You can view the details of the GPU, CPU etc in that specific node via below command:

 

sycl-ls

 

 

Regards,

Alekhya

 

 

0 Kudos
DanDaMan
New Contributor I
1,434 Views

s012-n004 seems broken


s012-n004:~$ sycl-ls --verbose
Abort was called at 400 line in file:
/opt/src/opencl/shared/source/os_interface/linux/drm_neo.cpp
Aborted

vs

s011-n003:~$ sycl-l
[opencl:0] ACC : Intel(R) FPGA Emulation Platform for OpenCL(TM) 1.2 [2021.13.11.0.23_160000]
[opencl:0] CPU : Intel(R) OpenCL 3.0 [2021.13.11.0.23_160000]
[opencl:0] GPU : Intel(R) OpenCL HD Graphics 3.0 [21.49.21786]
[opencl:1] GPU : Intel(R) OpenCL HD Graphics 3.0 [21.49.21786]
[level_zero:0] GPU : Intel(R) Level-Zero 1.2 [1.2.21786]
[level_zero:1] GPU : Intel(R) Level-Zero 1.2 [1.2.21786]
[host:0] HOST: SYCL host platform 1.2 [1.2]
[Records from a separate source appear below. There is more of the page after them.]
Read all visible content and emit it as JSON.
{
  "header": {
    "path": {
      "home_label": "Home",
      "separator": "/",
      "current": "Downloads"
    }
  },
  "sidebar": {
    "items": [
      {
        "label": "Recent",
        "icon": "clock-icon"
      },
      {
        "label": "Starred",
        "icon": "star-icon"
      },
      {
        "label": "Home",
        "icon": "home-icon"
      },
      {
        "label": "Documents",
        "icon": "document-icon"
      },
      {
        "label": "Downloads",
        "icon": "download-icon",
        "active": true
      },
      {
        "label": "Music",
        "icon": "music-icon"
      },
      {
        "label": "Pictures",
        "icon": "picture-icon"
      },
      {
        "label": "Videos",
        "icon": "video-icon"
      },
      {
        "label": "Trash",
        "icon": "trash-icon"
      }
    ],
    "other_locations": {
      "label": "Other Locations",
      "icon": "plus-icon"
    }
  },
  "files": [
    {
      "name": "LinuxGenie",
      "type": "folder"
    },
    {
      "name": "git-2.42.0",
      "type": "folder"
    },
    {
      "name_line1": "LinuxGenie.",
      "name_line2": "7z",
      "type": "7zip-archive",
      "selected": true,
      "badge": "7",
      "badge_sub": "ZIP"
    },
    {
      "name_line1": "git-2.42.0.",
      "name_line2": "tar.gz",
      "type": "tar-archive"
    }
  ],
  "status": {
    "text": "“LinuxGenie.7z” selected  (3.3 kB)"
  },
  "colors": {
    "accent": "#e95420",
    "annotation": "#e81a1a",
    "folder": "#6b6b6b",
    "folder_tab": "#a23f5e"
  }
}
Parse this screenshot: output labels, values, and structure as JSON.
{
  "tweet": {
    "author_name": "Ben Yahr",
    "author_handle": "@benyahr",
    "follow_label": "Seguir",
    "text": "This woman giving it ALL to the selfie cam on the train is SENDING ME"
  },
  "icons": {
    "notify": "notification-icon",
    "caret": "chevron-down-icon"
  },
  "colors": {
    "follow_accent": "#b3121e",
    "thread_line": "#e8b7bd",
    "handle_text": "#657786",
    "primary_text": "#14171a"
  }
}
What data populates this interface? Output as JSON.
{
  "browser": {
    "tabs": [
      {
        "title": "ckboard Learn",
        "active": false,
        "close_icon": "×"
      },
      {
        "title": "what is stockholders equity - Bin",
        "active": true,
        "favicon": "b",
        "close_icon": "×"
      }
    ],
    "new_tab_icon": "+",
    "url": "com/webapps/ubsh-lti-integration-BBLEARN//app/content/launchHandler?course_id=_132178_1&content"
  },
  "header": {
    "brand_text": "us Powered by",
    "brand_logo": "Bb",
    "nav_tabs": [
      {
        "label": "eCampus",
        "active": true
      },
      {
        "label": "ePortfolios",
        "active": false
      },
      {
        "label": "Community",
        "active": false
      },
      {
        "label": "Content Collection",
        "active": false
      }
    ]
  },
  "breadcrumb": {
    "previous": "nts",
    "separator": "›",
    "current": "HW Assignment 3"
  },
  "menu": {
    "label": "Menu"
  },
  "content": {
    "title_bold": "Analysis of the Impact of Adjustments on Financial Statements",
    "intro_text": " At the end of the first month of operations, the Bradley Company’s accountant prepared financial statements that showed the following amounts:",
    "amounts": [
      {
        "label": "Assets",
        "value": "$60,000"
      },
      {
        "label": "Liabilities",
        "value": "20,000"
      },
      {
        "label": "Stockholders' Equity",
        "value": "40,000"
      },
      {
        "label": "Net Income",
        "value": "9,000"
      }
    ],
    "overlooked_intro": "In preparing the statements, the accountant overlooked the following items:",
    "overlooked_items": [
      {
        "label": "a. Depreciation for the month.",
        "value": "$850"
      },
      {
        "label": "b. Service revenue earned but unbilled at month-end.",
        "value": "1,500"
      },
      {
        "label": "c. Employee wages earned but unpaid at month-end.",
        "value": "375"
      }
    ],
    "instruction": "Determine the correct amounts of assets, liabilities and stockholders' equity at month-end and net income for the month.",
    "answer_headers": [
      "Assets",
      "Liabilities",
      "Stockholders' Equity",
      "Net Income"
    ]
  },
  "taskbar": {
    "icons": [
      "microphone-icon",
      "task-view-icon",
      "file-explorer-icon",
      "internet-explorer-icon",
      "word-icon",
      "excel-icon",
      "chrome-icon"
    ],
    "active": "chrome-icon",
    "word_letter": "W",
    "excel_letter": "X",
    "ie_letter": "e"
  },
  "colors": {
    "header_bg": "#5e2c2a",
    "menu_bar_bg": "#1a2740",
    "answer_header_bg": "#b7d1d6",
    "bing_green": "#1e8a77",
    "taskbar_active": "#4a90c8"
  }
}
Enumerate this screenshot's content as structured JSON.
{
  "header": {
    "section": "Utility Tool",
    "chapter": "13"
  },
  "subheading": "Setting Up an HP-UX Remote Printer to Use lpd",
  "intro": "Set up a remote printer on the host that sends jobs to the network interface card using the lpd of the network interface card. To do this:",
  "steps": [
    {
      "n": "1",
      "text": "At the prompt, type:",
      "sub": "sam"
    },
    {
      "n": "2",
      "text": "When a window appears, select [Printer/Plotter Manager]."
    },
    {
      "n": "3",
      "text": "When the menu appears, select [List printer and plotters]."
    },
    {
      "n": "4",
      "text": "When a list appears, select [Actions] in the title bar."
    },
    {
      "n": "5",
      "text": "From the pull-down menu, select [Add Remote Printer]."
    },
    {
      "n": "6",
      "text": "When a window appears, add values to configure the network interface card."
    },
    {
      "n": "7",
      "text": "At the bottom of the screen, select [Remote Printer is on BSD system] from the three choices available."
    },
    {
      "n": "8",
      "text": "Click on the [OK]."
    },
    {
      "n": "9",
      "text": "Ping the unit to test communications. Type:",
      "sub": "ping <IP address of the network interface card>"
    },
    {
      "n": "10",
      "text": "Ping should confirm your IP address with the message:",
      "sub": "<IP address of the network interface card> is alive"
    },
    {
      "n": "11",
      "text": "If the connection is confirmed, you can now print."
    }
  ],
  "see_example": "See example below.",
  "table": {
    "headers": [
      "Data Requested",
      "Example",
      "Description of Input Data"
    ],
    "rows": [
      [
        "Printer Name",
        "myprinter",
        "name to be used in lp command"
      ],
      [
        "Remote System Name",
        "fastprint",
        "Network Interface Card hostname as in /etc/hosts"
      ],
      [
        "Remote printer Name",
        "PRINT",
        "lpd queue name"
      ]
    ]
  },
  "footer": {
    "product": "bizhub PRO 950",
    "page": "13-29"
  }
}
I tried posting a message about this, but it got marked as spam (Update: now fixed)

0 Kudos
AlekhyaV_Intel
Moderator
1,402 Views

Hi @DanDaMan ,

 

Thank you for sharing your observations. We could reproduce your issue. There might be some issue with that node. We will connect with the dev team & get it fixed.

 

Regards,

Alekhya

 

0 Kudos
AlekhyaV_Intel
Moderator
1,343 Views

Hi @DanDaMan ,

 

We could observe that you raised a new thread in the community regarding the issue with s012-n004 node in DevCloud. So we will continue monitoring your issue in the other thread(https://community.intel.com/t5/Intel-DevCloud/s012-n004-Broken-OneAPI-VPL-GPU-iris-xe-max-not-working-but/m-p/1384336#M4747)

 

Regards,

Alekhya

 

0 Kudos
AlekhyaV_Intel
Moderator
1,337 Views

Hi @brucechen057 ,

 

Can we discontinue monitoring this thread? Please give us an update.

 

Regards,

Alekhya

 

0 Kudos
DanDaMan
New Contributor I
1,326 Views

Unfortunately the other thread has been closed, and s012-n004 is still broken, and still available as if it was working:

########################################################################
#      Date:           Tue 17 May 2022 08:02:39 AM PDT
#    Job ID:           1909065.v-qsvr-1.aidevcloud
#      User:           uXXXXXX
# Resources:           neednodes=s012-n004:iris_xe_max:ppn=2,nodes=s012-n004:iris_xe_max:ppn=2,walltime=24:00:00
########################################################################

uXXXXXX@s012-n004:~$ sycl-ls --verbose
Abort was called at 456 line in file:
/opt/src/opencl/shared/source/os_interface/linux/drm_neo.cpp
Aborted

 While there is a workaround by manually searching for and allocating nodes, is there a timeline for when this might be fixed, or at least removed from the pool of iris_xe_max/gpu nodes so that jobs which rely on those features aren't randomly failing?

0 Kudos
AlekhyaV_Intel
Moderator
1,278 Views

Hi @DanDaMan ,

 

We apologize for the inconvenience caused. We have contacted the admin team regarding this issue and they're trying to fix that particular node. It might take some time for that node to be fixed. You could continue your work on other working nodes for now.

 

Regards,

Alekhya

 

0 Kudos
AlekhyaV_Intel
Moderator
1,187 Views

Hi @DanDaMan,

 

We tried the below command in s012-n004 node and it seems like the node is working fine now. Could you please check if the issue still persists or not?

sycl-ls --verbose

Please update us.

 

Regards,

Alekhya

 

0 Kudos
DanDaMan
New Contributor I
1,174 Views

It's different, but still broken. Now it just hangs... 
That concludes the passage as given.